S-BCAW Step 3: Manual curation for variants in PLP and possible pathogenic basket

For variants allocated to the PLP and PossP classification baskets, the automatically assigned ACMG criteria underwent manual review to corroborate the validity of the sources. Variants in the PLP basket were prioritized to ensure timely and accurate assessments, which was essential for robust disease causative and pathogenicity evaluations. Furthermore, ACMG criteria related to literature evidence and sample phenotypes were meticulously evaluated and additionally assigned by experts. Variants in the VUS basket were not included for manual review.
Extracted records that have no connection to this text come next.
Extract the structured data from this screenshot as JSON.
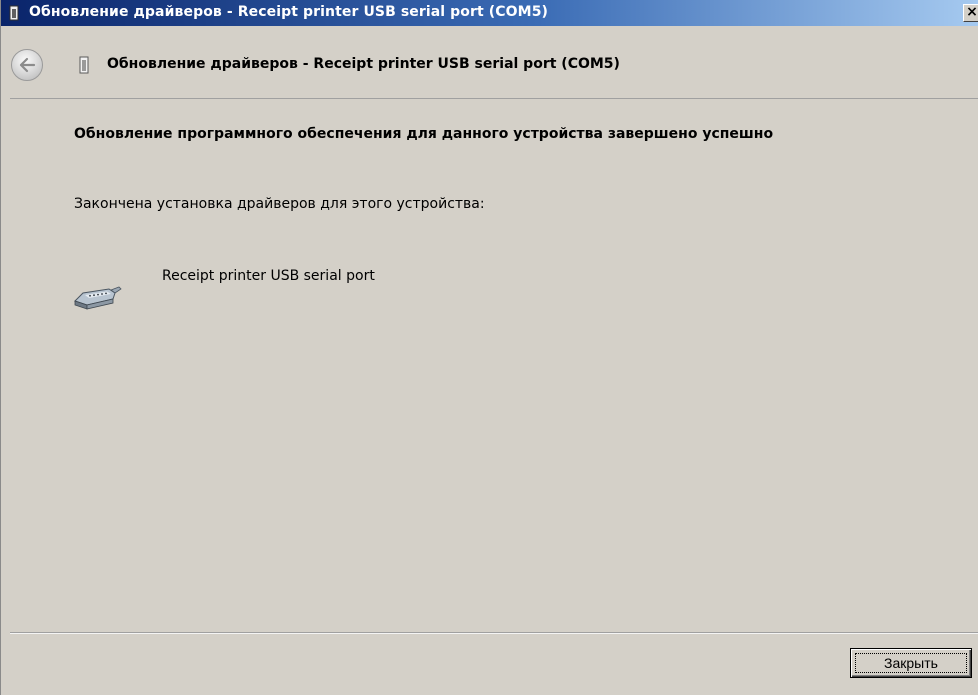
{
  "window": {
    "title": "Обновление драйверов - Receipt printer USB serial port (COM5)",
    "close_glyph": "×"
  },
  "nav": {
    "back_icon": "back-arrow-icon",
    "title": "Обновление драйверов - Receipt printer USB serial port (COM5)"
  },
  "content": {
    "heading": "Обновление программного обеспечения для данного устройства завершено успешно",
    "description": "Закончена установка драйверов для этого устройства:",
    "device_icon": "serial-port-icon",
    "device_name": "Receipt printer USB serial port"
  },
  "footer": {
    "close_label": "Закрыть"
  },
  "colors": {
    "dialog_background": "#d4d0c8",
    "titlebar_start": "#0a246a",
    "titlebar_end": "#a6caf0"
  }
}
After this manual intervention, the combined ACMG points and the classification of each variant were updated to reflect the additional insights gained during the review process. This comprehensive approach allowed for a more accurate determination of variant pathogenicity.
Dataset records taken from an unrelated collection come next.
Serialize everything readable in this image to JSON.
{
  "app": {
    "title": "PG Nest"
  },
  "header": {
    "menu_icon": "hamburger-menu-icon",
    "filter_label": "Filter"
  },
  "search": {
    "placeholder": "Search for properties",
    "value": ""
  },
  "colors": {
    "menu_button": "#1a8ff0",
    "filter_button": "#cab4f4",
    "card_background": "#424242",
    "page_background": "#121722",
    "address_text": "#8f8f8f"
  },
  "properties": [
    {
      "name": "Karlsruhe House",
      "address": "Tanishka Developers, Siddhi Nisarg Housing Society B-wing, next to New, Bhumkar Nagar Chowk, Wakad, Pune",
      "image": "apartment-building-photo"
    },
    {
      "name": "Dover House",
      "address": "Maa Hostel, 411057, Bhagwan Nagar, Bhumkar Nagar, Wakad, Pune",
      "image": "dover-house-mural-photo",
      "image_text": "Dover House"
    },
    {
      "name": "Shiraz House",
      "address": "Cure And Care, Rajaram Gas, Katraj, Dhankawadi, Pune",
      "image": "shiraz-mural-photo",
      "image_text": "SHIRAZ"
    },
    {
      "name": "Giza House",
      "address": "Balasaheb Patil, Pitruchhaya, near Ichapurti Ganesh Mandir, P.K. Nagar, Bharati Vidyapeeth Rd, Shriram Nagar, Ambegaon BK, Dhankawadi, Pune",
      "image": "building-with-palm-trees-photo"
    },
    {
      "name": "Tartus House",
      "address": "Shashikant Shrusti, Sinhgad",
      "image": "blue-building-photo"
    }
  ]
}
Cases containing variants that remained in the PLP basket or promoted from PossP to PLP basket after thorough review were classified as positive cases. Concurrently, the variants in the PLP basket for these positive cases were designated as causative pathogenic (P) or likely pathogenic (LP) variants according to their reviewed ACMG classification. Conversely, samples without PLP variants, or where PLP variants could not be substantiated upon manual review, were classified as negative cases. This classification strategy facilitated a clear distinction between cases likely associated with the disease phenotype and those not linked to the observed clinical manifestations.

Result comparison and reporting

Diagnostic outcomes derived from the two methodologies were compared prior to further analysis, encompassing the diagnostic conclusions of the cases, the identification of disease-causing variants, and the assigned ACMG criteria. Any discrepancies observed between the results were thoroughly discussed and resolved through a joint review conducted by the reviewers from both approaches.

Additionally, the processing time for each approach, measured from the point of obtaining the filtered variant list to the completion of variant classification, was recorded and compared to evaluate efficiency.

In cases identified as compound heterozygous, the phasing status was validated using Nanopore sequencing to ensure the accuracy of the genetic interpretation. Following these validations and consultations with the referring clinicians, research reports were prepared and subsequently issued to all patients involved in the study.

This structured approach to comparison and validation ensured that the diagnostic results were both accurate and consistent, providing a reliable foundation for subsequent clinical decision-making.